Threadsafe Lazy Class

Question

I have class Lazy which lazily evaluates an expression:

public sealed class Lazy<T>
{
    Func<T> getValue;
    T value;

    public Lazy(Func<T> f)
    {
        getValue = () =>
            {
                lock (getValue)
                {
                    value = f();
                    getValue = () => value;
                }
                return value;
            };
    }

    public T Force()
    {
        return getValue();
    }
}

Basically, I'm trying to avoid the overhead of locking objects after they've been evaluated, so I replace getValue with another function on invocation.

It apparently works in my testing, but I have no way of knowing if it'll blow up in production.

Is my class threadsafe? If not, what can be done to guarantee thread safety?

Answer 1

I'm not entirely sure what you're trying to do with this code, but I just published an article on The Code Project on building a sort of "lazy" class that automatically, asynchronously calls a worker function and stores its value.

Answer 2

Can’t you just omit re-evaluating the function completely by either using a flag or a guard value for the real value? I.e.:

public sealed class Lazy<T>
{
    Func<T> f;
    T value;
    volatile bool computed = false;
    void GetValue() { lock(LockObject) { value = f();  computed = true; } }

    public Lazy(Func<T> f)
    {
        this.f = f;
    }

    public T Force()
    {
        if (!computed) GetValue();
        return value;
    }
}

Answer 3

This looks more like a caching mechanism than a "lazy evaluation". In addition, do not change the value of a locking reference within the lock block. Use a temporary variable to lock on.

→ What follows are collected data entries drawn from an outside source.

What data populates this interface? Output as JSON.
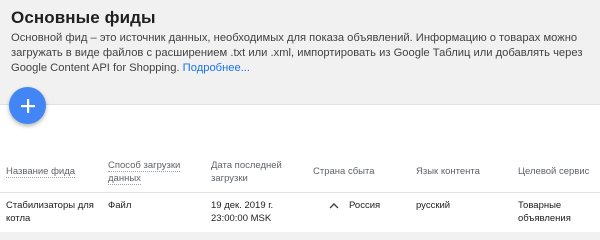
{
  "header": {
    "title": "Основные фиды",
    "description": "Основной фид – это источник данных, необходимых для показа объявлений. Информацию о товарах можно загружать в виде файлов с расширением .txt или .xml, импортировать из Google Таблиц или добавлять через Google Content API for Shopping.",
    "more_link": "Подробнее..."
  },
  "fab": {
    "icon": "plus-icon",
    "color": "#4285f4"
  },
  "table": {
    "columns": {
      "name": "Название фида",
      "method": "Способ загрузки данных",
      "last_upload": "Дата последней загрузки",
      "country": "Страна сбыта",
      "language": "Язык контента",
      "service": "Целевой сервис"
    },
    "rows": [
      {
        "name": "Стабилизаторы для котла",
        "method": "Файл",
        "last_upload": "19 дек. 2019 г. 23:00:00 MSK",
        "country": "Россия",
        "language": "русский",
        "service": "Товарные объявления"
      }
    ]
  },
  "colors": {
    "link": "#1a73e8",
    "background": "#f1f1f1",
    "card": "#ffffff"
  }
}
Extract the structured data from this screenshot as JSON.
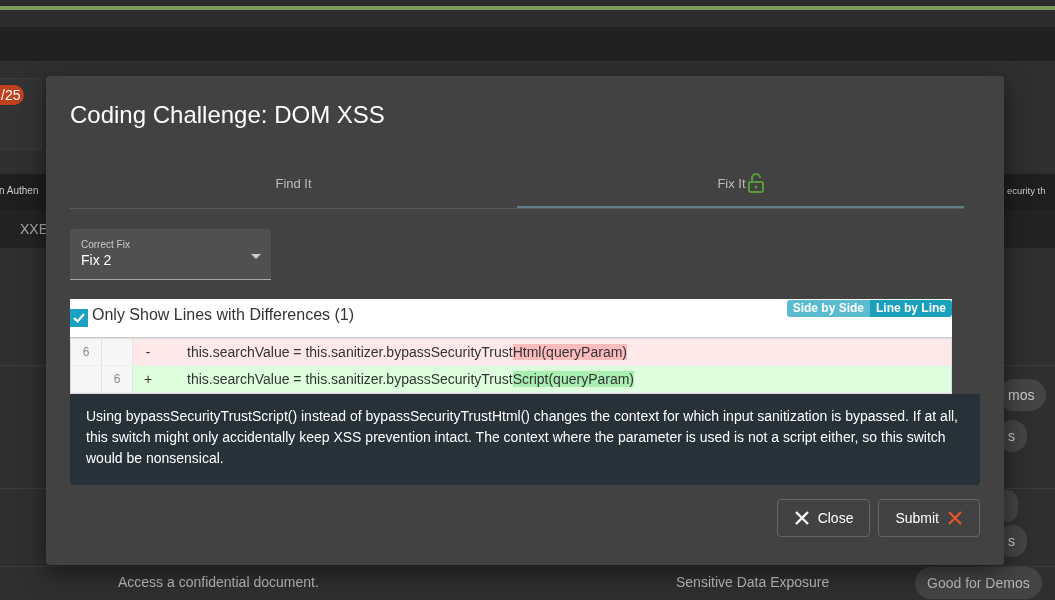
{
  "background": {
    "score_badge": "/25",
    "left_texts": [
      "n Authen",
      "XXE"
    ],
    "right_text": "ecurity th",
    "pills": [
      "mos",
      "s",
      "s"
    ],
    "row": {
      "description": "Access a confidential document.",
      "category": "Sensitive Data Exposure",
      "tag": "Good for Demos"
    }
  },
  "dialog": {
    "title": "Coding Challenge: DOM XSS",
    "tabs": [
      {
        "label": "Find It",
        "selected": false,
        "unlocked": false
      },
      {
        "label": "Fix It",
        "selected": true,
        "unlocked": true
      }
    ],
    "select": {
      "label": "Correct Fix",
      "value": "Fix 2"
    },
    "diff": {
      "only_differences": {
        "label": "Only Show Lines with Differences (1)",
        "checked": true
      },
      "views": [
        {
          "label": "Side by Side",
          "selected": false
        },
        {
          "label": "Line by Line",
          "selected": true
        }
      ],
      "lines": [
        {
          "kind": "removed",
          "old": "6",
          "sign": "-",
          "segments": [
            {
              "text": "this.searchValue = this.sanitizer.bypassSecurityTrust",
              "changed": false
            },
            {
              "text": "Html(queryParam",
              "changed": true
            },
            {
              "text": ")",
              "changed": true
            }
          ]
        },
        {
          "kind": "added",
          "new": "6",
          "sign": "+",
          "segments": [
            {
              "text": "this.searchValue = this.sanitizer.bypassSecurityTrust",
              "changed": false
            },
            {
              "text": "Script(queryPa",
              "changed": true
            },
            {
              "text": "ram)",
              "changed": true
            }
          ]
        }
      ]
    },
    "explanation": "Using bypassSecurityTrustScript() instead of bypassSecurityTrustHtml() changes the context for which input sanitization is bypassed. If at all, this switch might only accidentally keep XSS prevention intact. The context where the parameter is used is not a script either, so this switch would be nonsensical.",
    "buttons": [
      {
        "label": "Close",
        "kind": "close"
      },
      {
        "label": "Submit",
        "kind": "submit"
      }
    ]
  }
}
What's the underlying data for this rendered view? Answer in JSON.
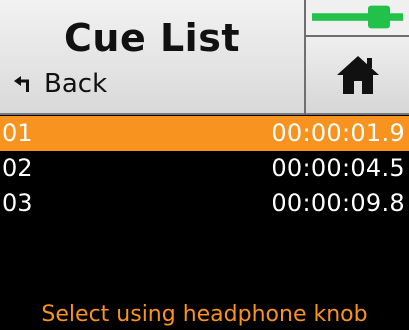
{
  "header": {
    "title": "Cue List",
    "back_label": "Back"
  },
  "meter": {
    "level": 0.85,
    "color": "#22c24a"
  },
  "home": {
    "icon": "home-icon"
  },
  "cues": [
    {
      "number": "01",
      "time": "00:00:01.9",
      "selected": true
    },
    {
      "number": "02",
      "time": "00:00:04.5",
      "selected": false
    },
    {
      "number": "03",
      "time": "00:00:09.8",
      "selected": false
    }
  ],
  "hint": "Select using headphone knob",
  "colors": {
    "accent": "#f7931e",
    "background": "#000000",
    "header": "#e6e6e6"
  }
}
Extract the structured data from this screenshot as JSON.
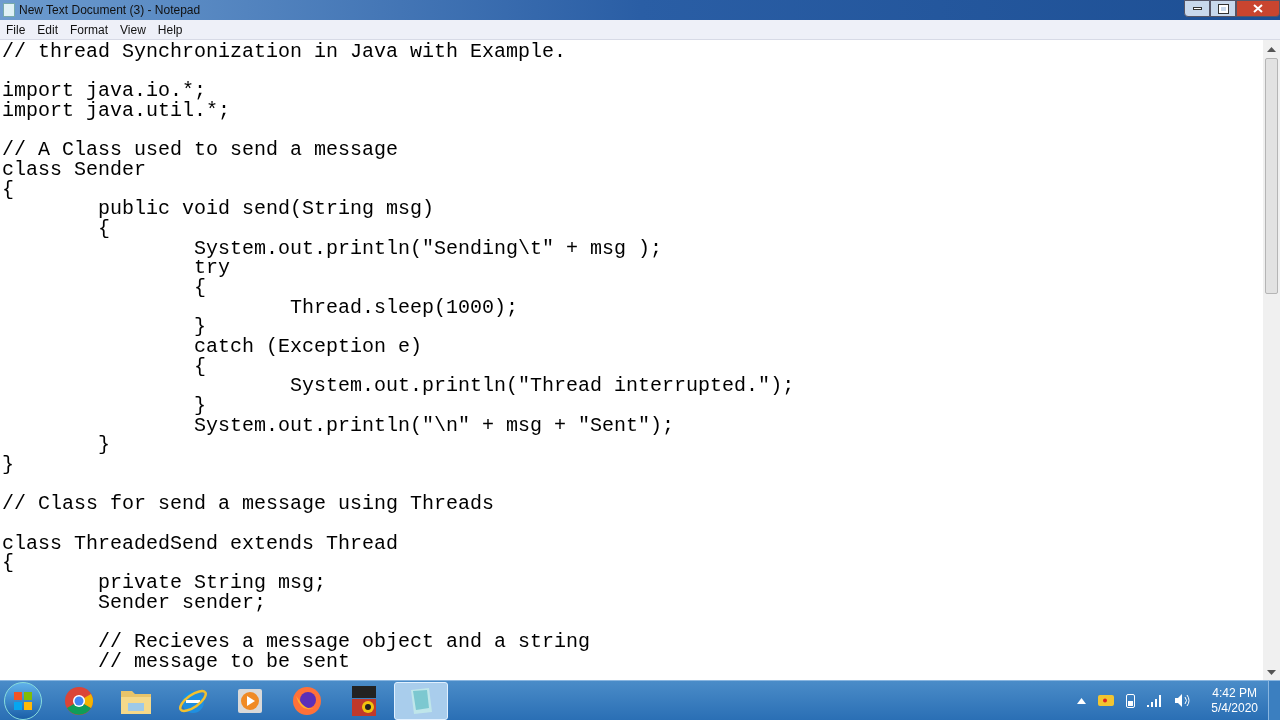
{
  "window": {
    "title": "New Text Document (3) - Notepad"
  },
  "menu": [
    "File",
    "Edit",
    "Format",
    "View",
    "Help"
  ],
  "lines": [
    {
      "kind": "code",
      "text": "// thread Synchronization in Java with Example."
    },
    {
      "kind": "blank"
    },
    {
      "kind": "code",
      "text": "import java.io.*;"
    },
    {
      "kind": "code",
      "text": "import java.util.*;"
    },
    {
      "kind": "blank"
    },
    {
      "kind": "code",
      "text": "// A Class used to send a message"
    },
    {
      "kind": "code",
      "text": "class Sender"
    },
    {
      "kind": "code",
      "text": "{"
    },
    {
      "kind": "code",
      "text": "\tpublic void send(String msg)"
    },
    {
      "kind": "code",
      "text": "\t{"
    },
    {
      "kind": "code",
      "text": "\t\tSystem.out.println(\"Sending\\t\" + msg );"
    },
    {
      "kind": "code",
      "text": "\t\ttry"
    },
    {
      "kind": "code",
      "text": "\t\t{"
    },
    {
      "kind": "code",
      "text": "\t\t\tThread.sleep(1000);"
    },
    {
      "kind": "code",
      "text": "\t\t}"
    },
    {
      "kind": "code",
      "text": "\t\tcatch (Exception e)"
    },
    {
      "kind": "code",
      "text": "\t\t{"
    },
    {
      "kind": "code",
      "text": "\t\t\tSystem.out.println(\"Thread interrupted.\");"
    },
    {
      "kind": "code",
      "text": "\t\t}"
    },
    {
      "kind": "code",
      "text": "\t\tSystem.out.println(\"\\n\" + msg + \"Sent\");"
    },
    {
      "kind": "code",
      "text": "\t}"
    },
    {
      "kind": "code",
      "text": "}"
    },
    {
      "kind": "blank"
    },
    {
      "kind": "code",
      "text": "// Class for send a message using Threads"
    },
    {
      "kind": "blank"
    },
    {
      "kind": "code",
      "text": "class ThreadedSend extends Thread"
    },
    {
      "kind": "code",
      "text": "{"
    },
    {
      "kind": "code",
      "text": "\tprivate String msg;"
    },
    {
      "kind": "code",
      "text": "\tSender sender;"
    },
    {
      "kind": "blank"
    },
    {
      "kind": "code",
      "text": "\t// Recieves a message object and a string"
    },
    {
      "kind": "code",
      "text": "\t// message to be sent"
    }
  ],
  "taskbar": {
    "items": [
      {
        "kind": "chrome",
        "selected": false
      },
      {
        "kind": "folder",
        "selected": false
      },
      {
        "kind": "ie",
        "selected": false
      },
      {
        "kind": "media",
        "selected": false
      },
      {
        "kind": "firefox",
        "selected": false
      },
      {
        "kind": "app",
        "selected": false
      },
      {
        "kind": "notepad",
        "selected": true
      }
    ],
    "time": "4:42 PM",
    "date": "5/4/2020"
  }
}
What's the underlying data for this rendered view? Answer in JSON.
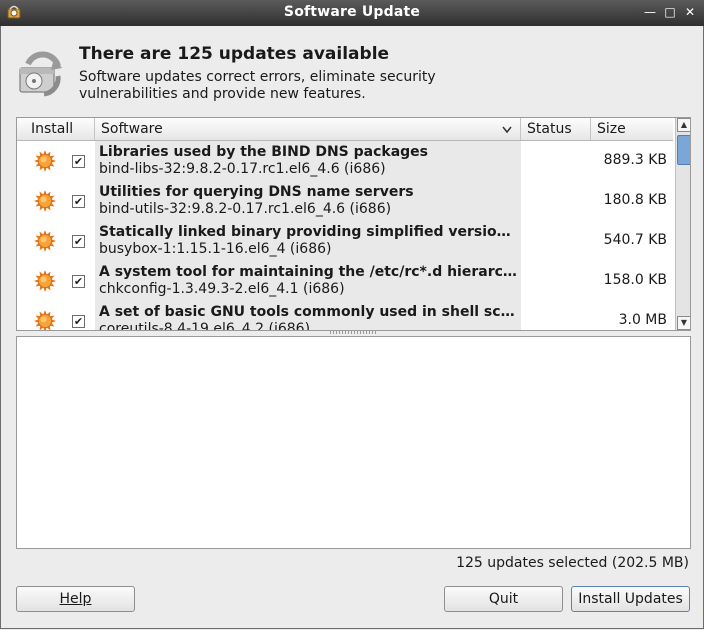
{
  "window": {
    "title": "Software Update"
  },
  "header": {
    "title": "There are 125 updates available",
    "description": "Software updates correct errors, eliminate security vulnerabilities and provide new features."
  },
  "columns": {
    "install": "Install",
    "software": "Software",
    "status": "Status",
    "size": "Size"
  },
  "packages": [
    {
      "name": "Libraries used by the BIND DNS packages",
      "package": "bind-libs-32:9.8.2-0.17.rc1.el6_4.6 (i686)",
      "status": "",
      "size": "889.3 KB",
      "checked": true
    },
    {
      "name": "Utilities for querying DNS name servers",
      "package": "bind-utils-32:9.8.2-0.17.rc1.el6_4.6 (i686)",
      "status": "",
      "size": "180.8 KB",
      "checked": true
    },
    {
      "name": "Statically linked binary providing simplified versions of many common UNIX utilities",
      "package": "busybox-1:1.15.1-16.el6_4 (i686)",
      "status": "",
      "size": "540.7 KB",
      "checked": true
    },
    {
      "name": "A system tool for maintaining the /etc/rc*.d hierarchy",
      "package": "chkconfig-1.3.49.3-2.el6_4.1 (i686)",
      "status": "",
      "size": "158.0 KB",
      "checked": true
    },
    {
      "name": "A set of basic GNU tools commonly used in shell scripts",
      "package": "coreutils-8.4-19.el6_4.2 (i686)",
      "status": "",
      "size": "3.0 MB",
      "checked": true
    }
  ],
  "summary": "125 updates selected (202.5 MB)",
  "buttons": {
    "help": "Help",
    "quit": "Quit",
    "install": "Install Updates"
  },
  "icons": {
    "update_type": "security-update-star-icon",
    "header": "software-update-icon"
  }
}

The wait you have it right now would work in a large number of cases, but if you were to have two different threads try to evaluate the expression in this order:

Thread 1
Thread 2
Thread 1 completes

Thread 2 would never complete, because Thread 1 would be releasing a lock on a different reference than was used to acquire the lock (more precisely, he'd be releasing a nonexistent lock, since the newly-created reference was never locked to begin with), and not releasing the original lock, which is blocking Thread 2.

While I'm not entirely certain what this would do (aside from perform a synchronized evaluation of the expression and caching of the result), this should make it safer:

public sealed class Lazy<T>
{
    Func<T> getValue;
    T value;
    object lockValue = new object();

    public Lazy(Func<T> f)
    {
        getValue = () =>
            {
                lock (lockValue)
                {
                    value = f();
                    getValue = () => value;
                }
                return value;
            };
    }

    public T Force()
    {
        return getValue();
    }
}

Answer 4

Your code has a few issues:

1. You need one object to do the locking on. Don't lock on a variable that gets changed - locks always deal with objects, so if getValue is changed, multiple threads might enter the locked section at once.

2. If multiple threads are waiting for the lock, all of them will evaluate the function f() after each other. You'd have to check inside the lock that the function wasn't evaluated already.

3. You might need a memory barrier even after fixing the above issues to ensure that the delegate gets replaced only after the new value was stored to memory.

However, I'd use the flag approach from Konrad Rudolph instead (just ensure you don't forget the "volatile" required for that). That way you don't need to invoke a delegate whenever the value is retrieved (delegate calls are quite fast; but not they're not as fast as simply checking a bool).